Straight talk: Nothing succeeds like success
A Bronze medal at an international event is a bronze medal at an international event. The Pakistan Hockey Federation (PHF) will love to shout that from the rooftops after what happened at Perth.
Surely, nothing succeeds like success and a bronze medal finish is a wonderful — and also rightful and lawful — façade for the PHF to mask the simple fact that the team won only a single game in the entire tournament.
There were only four teams in the tournament, mind you. Pakistan lost its games 2-3 against Australia and 2-4 against England to fall out of the race for the top slot. Then came the last league match against India which had also lost its two earlier games. Pakistan lost it 2-5 and finished fourth at the end of the round-robin stage. As the scorelines also suggest, the level of humiliation kept rising with every match.
Luckily, however, the format also had a knockout stage, with the top two teams competing for gold and silver, while the bottom two hitting it out for the bronze. It was here that Pakistan made it count, paying back the Indian compliment 5-2, and picking up the bronze medal with its lone victory in the tournament. The Indians also had a victory, but Pakistan had the victory that mattered. Perhaps, the team management would portray it as some sort of strategy as well.
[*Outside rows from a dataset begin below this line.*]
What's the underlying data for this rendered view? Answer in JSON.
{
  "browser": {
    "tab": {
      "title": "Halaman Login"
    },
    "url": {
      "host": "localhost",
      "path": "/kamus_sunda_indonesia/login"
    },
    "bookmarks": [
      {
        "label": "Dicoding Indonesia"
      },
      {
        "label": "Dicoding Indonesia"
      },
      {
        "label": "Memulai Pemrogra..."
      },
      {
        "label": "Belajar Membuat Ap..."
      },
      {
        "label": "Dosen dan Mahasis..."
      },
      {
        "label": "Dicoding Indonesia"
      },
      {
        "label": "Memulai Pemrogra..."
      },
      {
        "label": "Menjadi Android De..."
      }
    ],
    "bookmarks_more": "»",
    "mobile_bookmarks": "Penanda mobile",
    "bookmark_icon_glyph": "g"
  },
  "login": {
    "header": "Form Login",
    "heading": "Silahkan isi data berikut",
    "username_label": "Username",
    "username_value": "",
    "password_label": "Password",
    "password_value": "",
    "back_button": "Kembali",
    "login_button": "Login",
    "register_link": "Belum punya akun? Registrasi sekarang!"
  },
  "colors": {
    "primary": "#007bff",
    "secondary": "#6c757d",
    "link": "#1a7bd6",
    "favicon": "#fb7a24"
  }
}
Before leaving for Perth, Akhtar Rasool, the all-powerful head coach, had said in unambiguous terms that he was not afraid of losing. He kept losing it till he could not afford to lose anymore and then wiped it off with a bronze. That was a perfect strategy, it seems, but does make one wonder if he also has some strategy for being in the mainstream rather than the downstream.
It is good for him that he had pre-empted such a line of reasoning with his single remark before leaving for Australia. “We are answerable to God and the nation for the performance of the team, but currently I am not concerned about any dismal performance of the side.”
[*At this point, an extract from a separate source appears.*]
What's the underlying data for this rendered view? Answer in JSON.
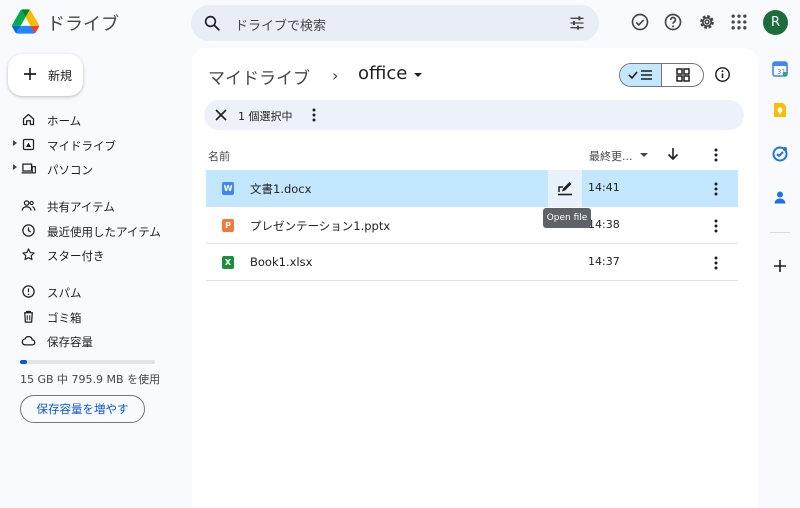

He generated that safety valve beautifully. In fact, it was so professional that he should be given the additional charge of communication at the PHF. God, as we all know, is not as impatient as human beings are and would take His time holding the head coach and everyone accountable for what is being done here.
As for the nation, the majority has lost interest in the game of hockey because there has been more politics than professionalism in the corridors and board rooms of the PHF over the last several years. And those who are still following the game in the name of the clichéd good old days have no way of holding anybody answerable or accountable for their deeds. And with the might of PHF standing behind him, the head coach has reasons not to worry about failures and dismal performances.
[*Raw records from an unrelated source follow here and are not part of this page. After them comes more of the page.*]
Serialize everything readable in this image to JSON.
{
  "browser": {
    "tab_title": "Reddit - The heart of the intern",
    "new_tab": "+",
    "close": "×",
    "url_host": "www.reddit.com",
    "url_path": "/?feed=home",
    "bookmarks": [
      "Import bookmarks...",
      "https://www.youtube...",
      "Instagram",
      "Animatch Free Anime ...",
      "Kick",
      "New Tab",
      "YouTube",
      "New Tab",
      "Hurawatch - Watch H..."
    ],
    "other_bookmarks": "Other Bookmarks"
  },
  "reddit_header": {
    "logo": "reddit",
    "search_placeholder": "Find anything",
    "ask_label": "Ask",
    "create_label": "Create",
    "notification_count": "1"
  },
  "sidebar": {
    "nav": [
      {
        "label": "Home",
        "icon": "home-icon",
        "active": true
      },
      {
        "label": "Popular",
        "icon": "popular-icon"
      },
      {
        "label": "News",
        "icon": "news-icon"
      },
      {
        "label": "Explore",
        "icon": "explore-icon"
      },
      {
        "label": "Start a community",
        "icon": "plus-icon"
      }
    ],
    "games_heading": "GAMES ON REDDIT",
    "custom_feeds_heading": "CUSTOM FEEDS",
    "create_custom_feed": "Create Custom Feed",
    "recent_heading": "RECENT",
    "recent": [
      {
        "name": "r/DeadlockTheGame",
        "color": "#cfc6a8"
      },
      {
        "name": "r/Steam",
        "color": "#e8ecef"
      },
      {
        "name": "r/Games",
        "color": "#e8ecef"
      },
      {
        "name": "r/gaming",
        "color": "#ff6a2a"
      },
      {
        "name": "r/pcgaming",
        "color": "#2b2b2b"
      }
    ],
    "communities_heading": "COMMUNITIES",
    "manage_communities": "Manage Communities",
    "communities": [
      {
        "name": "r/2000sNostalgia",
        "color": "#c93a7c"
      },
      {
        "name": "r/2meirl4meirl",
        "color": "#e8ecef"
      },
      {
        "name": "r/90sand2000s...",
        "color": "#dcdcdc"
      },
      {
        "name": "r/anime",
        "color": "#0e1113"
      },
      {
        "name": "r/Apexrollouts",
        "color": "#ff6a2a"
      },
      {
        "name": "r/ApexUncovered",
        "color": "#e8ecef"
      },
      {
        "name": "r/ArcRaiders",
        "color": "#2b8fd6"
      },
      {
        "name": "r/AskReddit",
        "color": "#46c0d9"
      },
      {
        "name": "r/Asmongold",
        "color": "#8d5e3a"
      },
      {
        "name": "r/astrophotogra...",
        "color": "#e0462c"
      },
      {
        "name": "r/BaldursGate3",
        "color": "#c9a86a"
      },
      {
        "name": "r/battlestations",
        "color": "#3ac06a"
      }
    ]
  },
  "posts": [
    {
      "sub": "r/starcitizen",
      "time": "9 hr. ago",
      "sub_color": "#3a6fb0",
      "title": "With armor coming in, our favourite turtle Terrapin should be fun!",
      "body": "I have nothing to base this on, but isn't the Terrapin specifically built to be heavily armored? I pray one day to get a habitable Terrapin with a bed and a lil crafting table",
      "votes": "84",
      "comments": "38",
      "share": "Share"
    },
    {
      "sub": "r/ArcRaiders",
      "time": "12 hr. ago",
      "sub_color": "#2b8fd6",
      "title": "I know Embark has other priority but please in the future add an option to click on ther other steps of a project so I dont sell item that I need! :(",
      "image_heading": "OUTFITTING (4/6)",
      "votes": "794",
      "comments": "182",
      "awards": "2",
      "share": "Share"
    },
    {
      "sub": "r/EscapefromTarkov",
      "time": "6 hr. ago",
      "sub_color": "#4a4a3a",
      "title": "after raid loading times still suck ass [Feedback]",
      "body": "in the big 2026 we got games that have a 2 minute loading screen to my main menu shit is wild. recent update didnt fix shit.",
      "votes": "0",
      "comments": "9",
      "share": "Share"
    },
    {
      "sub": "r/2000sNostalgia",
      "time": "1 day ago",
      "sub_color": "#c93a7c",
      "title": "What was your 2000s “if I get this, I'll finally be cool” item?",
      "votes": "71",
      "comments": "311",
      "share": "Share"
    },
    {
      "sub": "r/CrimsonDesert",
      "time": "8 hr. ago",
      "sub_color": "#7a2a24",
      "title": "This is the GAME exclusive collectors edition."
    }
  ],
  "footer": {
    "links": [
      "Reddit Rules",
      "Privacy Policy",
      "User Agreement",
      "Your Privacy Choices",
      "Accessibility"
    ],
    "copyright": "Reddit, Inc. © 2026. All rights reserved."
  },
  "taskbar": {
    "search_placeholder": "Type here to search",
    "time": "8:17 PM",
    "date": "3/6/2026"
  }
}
By the time these lines get into print, the national team would be playing its second game in the Hockey Champions Trophy in Melbourne against the best of the best. It will be the 34th edition of the event that was initiated by Pakistan back in the late 1970s when we were ruling the world — or were at least part of the hockey elite. Over the years, we slipped won the rankings and failed to qualify except when we hosted the trophy.
When the ground position changed and foreign teams stopped coming over to Pakistan, we lost even that chance as well and had to sit out the major event on a routine basis. Even this year, we have benefited from the new format that has been introduced by the International Hockey Federation (FIH).
The top five finishers from the 2011 edition earned automatic places along with Belgium, the winner of the previous Champions Challenge 1. Spain could not make it due to financial constraints that have gripped the European nation, and England was invited as a replacement as the next highest-ranked team not automatically qualified.
The final two places were left for the FIH Executive Board to assign and they went Pakistan and India.
The teams have been split into two preliminary round groups of four teams each. Group A features Germany, England, New Zealand and India, while Group B includes Australia, the Netherlands, Belgium and Pakistan. This is the new format for the event which has traditionally been played on a league basis. This time round, the group standings will lead to cross-over quarterfinals, with the top team of one group playing against the bottom-placed side of the other and so on.
Even with Spain out of contention, it will be a tough ask for Pakistan to make an impression. One would love to see the team doing well, but, with a coach who is not “concerned about any dismal performance of the side”, the chances are that we will have more of the same.